A heating heat exchanger (13) installed in the air conditioning case (11) for heating air, and formed in the air conditioning case (11) and passing through the heating heat exchanger (13). Hot air passage (17)
A cold air bypass passage (15) formed in the air conditioning case (11), bypassing the heating heat exchanger (13) and allowing cold air to flow, and being installed in the air conditioning case (11), Hot air passing through the air passage (17) and the cold air bypass passage (1
5) An air mix door (16, 18) for adjusting the air flow rate ratio to the cool air passing through, and a foot outlet formed on the side wall of the air conditioning case (11) for blowing out the conditioned air toward the feet of the passenger in the passenger compartment. And a defroster opening (21) formed in the vicinity of the foot opening (26) and connected to a defroster outlet that blows conditioned air to the windshield of the vehicle. A defroster switching door means (22) arranged on the upstream side of the defroster opening (21) for opening and closing the defroster opening (21); and a hot air passage (22) formed in the air conditioning case (11). 17) hot air and the cold air bypass passage (1)
5) is mixed with cold air passing through, and the foot opening (2
6) and an air passageway (20) communicating with the defroster opening (21), and a curved outer peripheral portion (27a) arranged in the air passageway (20) and both ends of the outer peripheral portion (27a). Formed on the end plate portion (27b) that is provided at the end plate portion (27b) that slides along the opening surface of the foot opening portion (26) to switch the open / closed state of the foot opening portion (26). Shaft part (27c),
A foot switching door means (27) comprising a rotary door rotatably rotatably supported on the air conditioning case (11), the foot opening (26) being closed by the foot switching door means (27). When the air passage (20) is present, the hot air passage (17) is provided between the outer peripheral portion (27a) and the air conditioning case (11).

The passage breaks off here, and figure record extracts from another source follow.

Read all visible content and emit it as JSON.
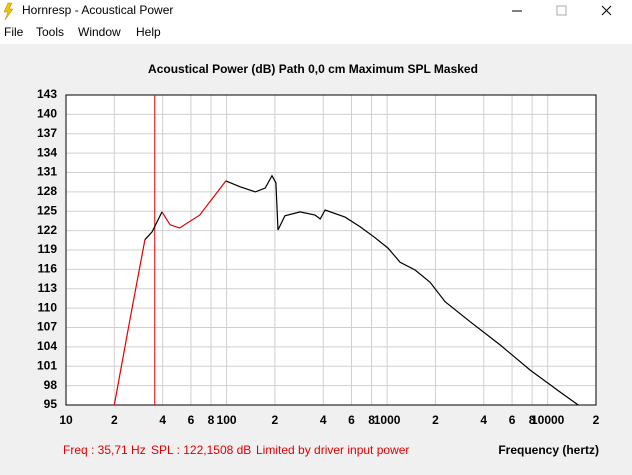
{
  "window": {
    "title": "Hornresp - Acoustical Power",
    "menu": [
      "File",
      "Tools",
      "Window",
      "Help"
    ]
  },
  "chart_data": {
    "type": "line",
    "title": "Acoustical Power (dB)   Path 0,0 cm   Maximum SPL   Masked",
    "xlabel": "Frequency (hertz)",
    "annotations": [
      "Freq : 35,71 Hz",
      "SPL : 122,1508 dB",
      "Limited by driver input power"
    ],
    "log_x": true,
    "grid": true,
    "marker_x": 35.71,
    "marker_color": "#e00000",
    "xlim": [
      10,
      20000
    ],
    "ylim": [
      95,
      143
    ],
    "xticks": [
      10,
      {
        "value": 20,
        "label": "2"
      },
      {
        "value": 40,
        "label": "4"
      },
      {
        "value": 60,
        "label": "6"
      },
      {
        "value": 80,
        "label": "8"
      },
      100,
      {
        "value": 200,
        "label": "2"
      },
      {
        "value": 400,
        "label": "4"
      },
      {
        "value": 600,
        "label": "6"
      },
      {
        "value": 800,
        "label": "8"
      },
      1000,
      {
        "value": 2000,
        "label": "2"
      },
      {
        "value": 4000,
        "label": "4"
      },
      {
        "value": 6000,
        "label": "6"
      },
      {
        "value": 8000,
        "label": "8"
      },
      10000,
      {
        "value": 20000,
        "label": "2"
      }
    ],
    "yticks": [
      95,
      98,
      101,
      104,
      107,
      110,
      113,
      116,
      119,
      122,
      125,
      128,
      131,
      134,
      137,
      140,
      143
    ],
    "x": [
      20,
      25,
      31,
      34.4,
      39.6,
      44.5,
      51,
      68,
      99,
      121,
      151,
      174,
      192,
      203,
      209,
      231,
      287,
      356,
      383,
      411,
      547,
      679,
      841,
      1013,
      1205,
      1494,
      1852,
      2296,
      3289,
      5058,
      7780,
      11970,
      15500
    ],
    "series": [
      {
        "color": "#e00000",
        "values": [
          95,
          108.2,
          120.6,
          null,
          124.9,
          122.9,
          122.4,
          124.4,
          129.7,
          null,
          null,
          null,
          null,
          null,
          null,
          null,
          null,
          null,
          null,
          null,
          null,
          null,
          null,
          null,
          null,
          null,
          null,
          null,
          null,
          null,
          null,
          null,
          null
        ]
      },
      {
        "color": "#000000",
        "values": [
          null,
          null,
          120.6,
          121.8,
          124.9,
          null,
          null,
          null,
          129.7,
          128.8,
          128,
          128.6,
          130.5,
          129.4,
          122.1,
          124.3,
          124.9,
          124.4,
          123.8,
          125.2,
          124.1,
          122.6,
          120.9,
          119.3,
          117.1,
          115.9,
          114,
          111,
          107.9,
          104.3,
          100.4,
          97,
          95
        ]
      }
    ]
  }
}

Part of the warm air that has passed through the defroster opening (21)
A hot air bypass passage (30) is formed so as to be guided to the defroster opening (21) and the foot opening (2).

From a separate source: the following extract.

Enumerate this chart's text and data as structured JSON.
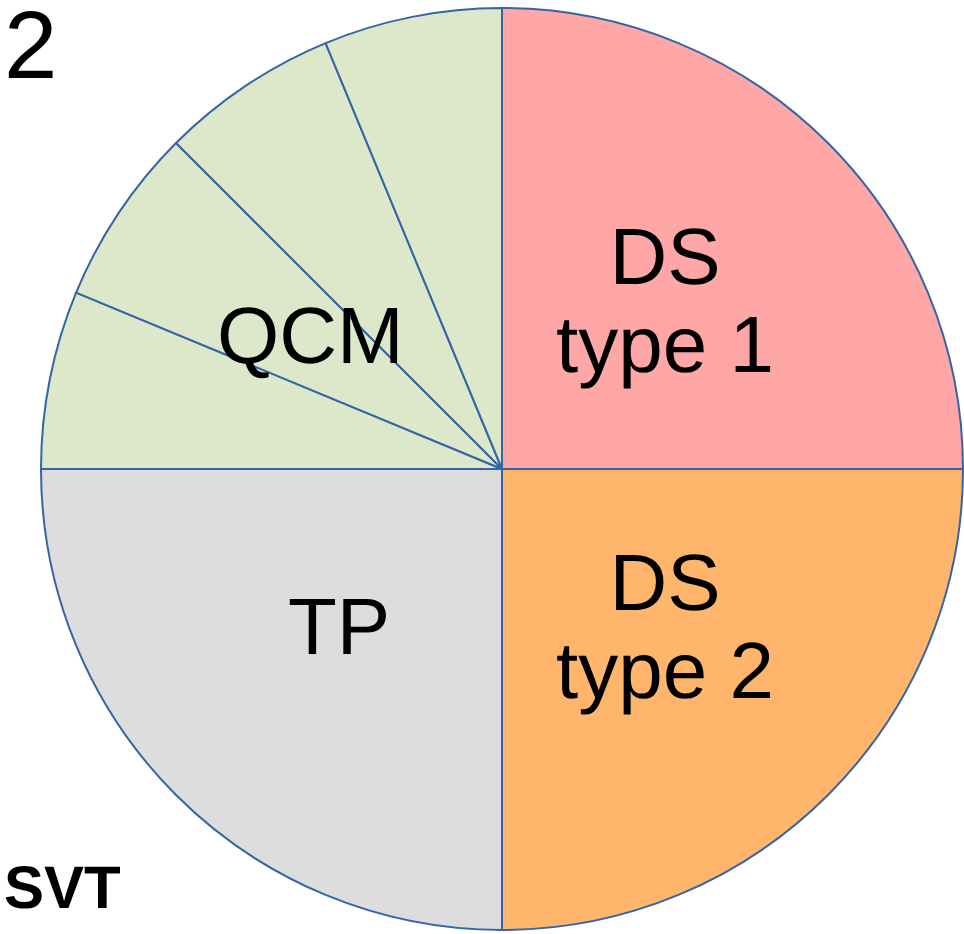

6) In the foot blowout mode and the foot defroster blowout mode in which both of them are opened, the foot switching door means (27) rotates the shaft portion (27c) toward the defroster opening portion (21). To open the foot opening (26), and the outer peripheral portion (27a) extends the warm air bypass passage (30) so that part of the warm air that has passed through the warm air passage (17) is An air conditioner for a vehicle, which is configured to be guided to the defroster opening (21). 2. The foot switching door means (27) is configured such that a part of a curved outer peripheral surface of the outer peripheral portion (27a) is formed in a concave shape so that the amount of air blown out from the defroster opening (21) is increased. In the foot defroster blowing mode, which is more than in the foot blowing mode, a large amount of warm air that has passed through the warm air passage (17) is guided to the defroster opening (21). The vehicle air conditioner according to Item 1.